Naturalmente no existe una única percepción sobre el envejecimiento. En un comienzo, los estudiosos del tema se centraron en una perspectiva desde el punto de vista de la biología, ciencia para la cual el envejecimiento se caracteriza por una serie de cambios degenerativos progresivos en la estructura del cuerpo, los que se traducen en un déficit de funciones, una reducción de la capacidad adaptativa y funcional, un aumento de la vulnerabilidad a las distintas enfermedades y, finalmente, la llegada de la muerte. Más adelante también surgieron teorías sociológicas que vincularon el envejecimiento al marco sociocultural en el cual se desenvuelve un ser humano, ámbito que le puede provocar pérdidas sensoriales, motoras y sociales que disminuyen su competencia y reducen su autonomía, funcionalidad y actividad. La sociedad, al asignar roles, normas y comportamientos a las personas mayores, muchas veces pueden generar aislamiento, exclusión, dependencia y vulnerabilidad.
Durante el
siglo XX también se analizó el tema desde un punto de vista psicológico, con un
enfoque que valoró la interacción de los aspectos biológicos con los sociales y
culturales. En ese sentido el neurólogo austríaco Sigmund Freud (1856-1939),
quien es considerado el padre del psicoanálisis, en 1926 reflexionó sobre la
vejez en una entrevista en la que, entre otras cosas, definió al psicoanálisis como
una ciencia que “vuelve la vida más simple. El psicoanálisis reordena el
enmarañado de impulsos dispersos, suministra el hilo que conduce a la persona
fuera del laberinto de su propio inconsciente”. “Biológicamente -agregó-, todo
ser vivo, no importa cuán intensamente la vida arda dentro de él, ansía el
Nirvana, la cesación de la fiebre llamada vivir.
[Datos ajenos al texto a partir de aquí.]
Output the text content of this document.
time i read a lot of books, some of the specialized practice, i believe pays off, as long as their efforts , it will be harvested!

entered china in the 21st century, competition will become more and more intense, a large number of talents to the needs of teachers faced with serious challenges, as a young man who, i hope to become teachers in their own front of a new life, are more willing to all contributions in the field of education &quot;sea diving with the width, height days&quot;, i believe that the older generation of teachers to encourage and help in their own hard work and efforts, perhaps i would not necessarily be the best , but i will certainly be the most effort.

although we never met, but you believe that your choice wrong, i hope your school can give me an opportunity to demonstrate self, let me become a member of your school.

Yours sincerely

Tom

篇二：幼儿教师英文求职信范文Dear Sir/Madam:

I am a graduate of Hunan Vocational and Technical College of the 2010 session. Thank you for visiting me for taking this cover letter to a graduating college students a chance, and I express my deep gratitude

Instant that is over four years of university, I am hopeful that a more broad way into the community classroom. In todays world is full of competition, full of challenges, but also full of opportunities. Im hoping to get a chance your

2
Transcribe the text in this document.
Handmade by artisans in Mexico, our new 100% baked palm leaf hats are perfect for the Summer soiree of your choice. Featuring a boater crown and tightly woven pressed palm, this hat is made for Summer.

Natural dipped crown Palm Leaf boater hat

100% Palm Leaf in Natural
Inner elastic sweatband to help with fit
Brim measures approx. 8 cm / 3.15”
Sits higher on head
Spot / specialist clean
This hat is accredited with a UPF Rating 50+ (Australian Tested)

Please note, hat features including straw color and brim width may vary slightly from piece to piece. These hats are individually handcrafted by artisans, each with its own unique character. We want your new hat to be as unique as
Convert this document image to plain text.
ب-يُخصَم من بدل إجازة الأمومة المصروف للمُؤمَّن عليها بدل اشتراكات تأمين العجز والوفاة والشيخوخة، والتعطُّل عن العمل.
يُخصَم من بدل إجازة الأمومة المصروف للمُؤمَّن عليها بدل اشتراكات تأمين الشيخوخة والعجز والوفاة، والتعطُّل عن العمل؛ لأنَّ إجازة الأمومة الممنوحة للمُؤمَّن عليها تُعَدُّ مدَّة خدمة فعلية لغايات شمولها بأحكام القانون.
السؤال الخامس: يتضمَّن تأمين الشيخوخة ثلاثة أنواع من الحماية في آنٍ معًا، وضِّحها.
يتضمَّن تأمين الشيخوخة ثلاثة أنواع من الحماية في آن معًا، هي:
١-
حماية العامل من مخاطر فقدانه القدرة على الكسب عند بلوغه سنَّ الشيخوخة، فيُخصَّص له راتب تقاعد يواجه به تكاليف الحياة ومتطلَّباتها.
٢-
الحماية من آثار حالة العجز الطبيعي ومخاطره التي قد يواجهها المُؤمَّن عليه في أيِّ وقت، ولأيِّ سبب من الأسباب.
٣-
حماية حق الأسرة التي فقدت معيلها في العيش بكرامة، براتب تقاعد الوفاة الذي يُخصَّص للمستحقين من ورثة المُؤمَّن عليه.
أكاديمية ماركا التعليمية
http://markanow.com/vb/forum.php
El deseo puede ser encubierto
por digresiones, no obstante, el objetivo último de la vida es la propia
extinción”. Y en referencia a la incidencia del aspecto social en la conducta
de los seres humanos aseveró que “la maldad es la venganza del hombre contra la
sociedad, por las restricciones que ella impone. Las más desagradables
características del hombre son generadas por ese ajuste precario a una
civilización complicada. Es el resultado del conflicto entre sus instintos y su
cultura”.
En cuanto a la vejez, específicamente aseguró que “el impulso de vida y el impulso de muerte habitan lado a lado dentro de nosotros. En todo ser normal, la pulsión de vida es fuerte, lo bastante para contrabalancear la pulsión de muerte, pero en el final, ésta resulta más fuerte”. Y concluyó categóricamente: “Todo lo que vive perece. ¿Por qué debería el hombre constituir una excepción?”. Apenas unos años más tarde, Carl Gustav Jung (1875-1961) se refirió también al tema en uno de los capítulos de “Die dynamik des unbewußten” (La dinámica de lo inconsciente). El médico psiquiatra y psicólogo suizo definió al desarrollo de un adulto como un proceso caracterizado por el crecimiento y los cambios inherentes a ese itinerario en el que los seres humanos fluctúan entre sus objetivos futuros y sus experiencias pasadas. Jung partió de la hipótesis de que en la vejez las personas se desplazan en una especie de viaje al interior de sí mismas, dejando paulatinamente de lado sus vivencias para centrarse en sus propias preocupaciones, reflexionar sobre sus valores, buscar respuestas a los enigmas de la vida y explorar la esencia de su “verdadero yo”. “No podemos vivir el atardecer de la vida con el mismo programa de la mañana”, señaló metafóricamente.